Por Joana Alves
Brasília assumiu, no ano passado, a liderança nacional na venda de carros elétricos, conforme a Associação Brasileira do Veículo Elétrico (ABVE), com 2413 carros vendidos no DF, superando até a cidade de São Paulo (SP).
Brasília lidera
O carro elétrico pode ter um custo maior, mas se torna uma opção viável ao consumidor que procura tecnologia, economia e isenção do IPVA no DF
O carro elétrico, antes visto como inovação distante, hoje entra como opção de economia no cálculo do consumidor comum, no dia a dia e até no trabalho de motoristas de aplicativo. Para muitos, o investimento representa uma forma de reduzir o custo de vida na capital brasiliense.
A conta fecha
A Isenção do IPVA, menores custos com manutenção e recargas mais baratas são alguns dos atrativos que levam brasilienses a trocarem o carro à combustão por carros elétricos, que hoje já fazem parte do cenário da cidade.
A motivação para essa mudança no comportamento do consumidor tem motivo: a economia em comparação com veículos a combustão.
A percepção vem de quem entende a demanda do consumidor, a consultora de vendas da marca de carros elétricos BYD, Bruna Leal.
“A economia é o principal fator. O cliente não quer mais pagar de forma alguma gasolina e ele entende que isso gera uma economia para o bolso dele “, diz a consultora que atua no mercado de carros elétricos há dois anos.
Segundo ela, que já trabalhou também com a venda de carros a gasolina no passado, o comportamento do consumidor mudou rapidamente de uns anos pra cá.
Se antes havia apenas curiosidade, hoje existe real intenção de compra.

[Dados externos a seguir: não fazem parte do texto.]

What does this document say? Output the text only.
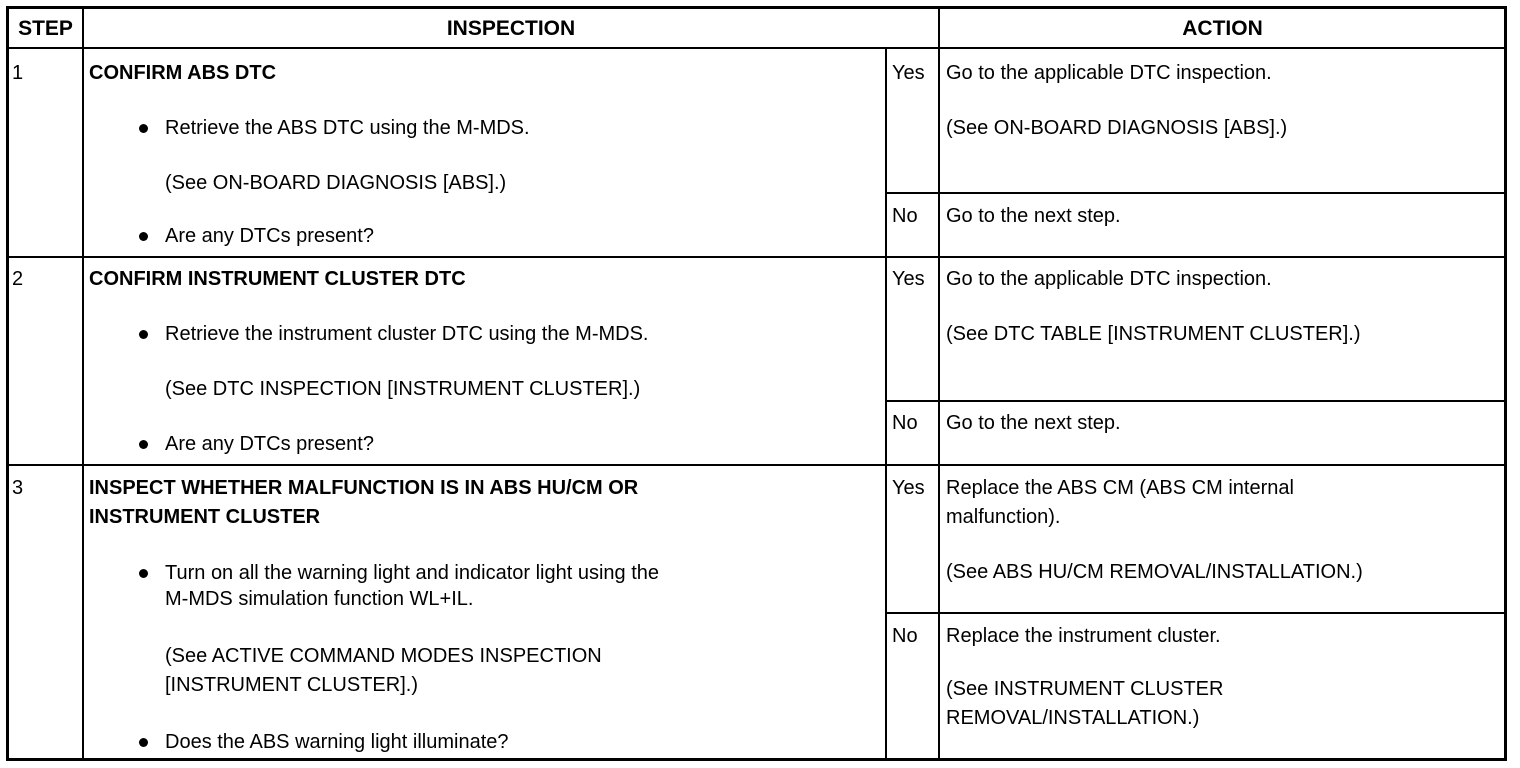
STEP	INSPECTION	ACTION
1	CONFIRM ABS DTC
Retrieve the ABS DTC using the M-MDS.
(See ON-BOARD DIAGNOSIS [ABS].)
Are any DTCs present?
Yes Go to the applicable DTC inspection.
(See ON-BOARD DIAGNOSIS [ABS].)
No Go to the next step.
2	CONFIRM INSTRUMENT CLUSTER DTC
Retrieve the instrument cluster DTC using the M-MDS.
(See DTC INSPECTION [INSTRUMENT CLUSTER].)
Are any DTCs present?
Yes Go to the applicable DTC inspection.
(See DTC TABLE [INSTRUMENT CLUSTER].)
No Go to the next step.
3	INSPECT WHETHER MALFUNCTION IS IN ABS HU/CM OR
INSTRUMENT CLUSTER
Turn on all the warning light and indicator light using the
M-MDS simulation function WL+IL.
(See ACTIVE COMMAND MODES INSPECTION
[INSTRUMENT CLUSTER].)
Does the ABS warning light illuminate?
Yes Replace the ABS CM (ABS CM internal
malfunction).
(See ABS HU/CM REMOVAL/INSTALLATION.)
No Replace the instrument cluster.
(See INSTRUMENT CLUSTER
REMOVAL/INSTALLATION.)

“O público que vem hoje é bem analítico. Eles estudam muito antes de vir e já chegam entendendo que o carro elétrico reduz custo no dia a dia”, explica.
Redução de gastos
Além da opção de instalar um ponto de recarga em casa, consumidores podem abastecer em pontos de recarga na cidade. “Recebo relatos que mesmo recarregando nos totens de recarga mais caros da cidade, ainda assim estão tendo cerca de 50% de economia com relação à gasolina”, afirma a vendedora.
A redução de custos também aparece na manutenção, um dos pontos menos visíveis, mas que impacta diretamente o orçamento ao longo do tempo.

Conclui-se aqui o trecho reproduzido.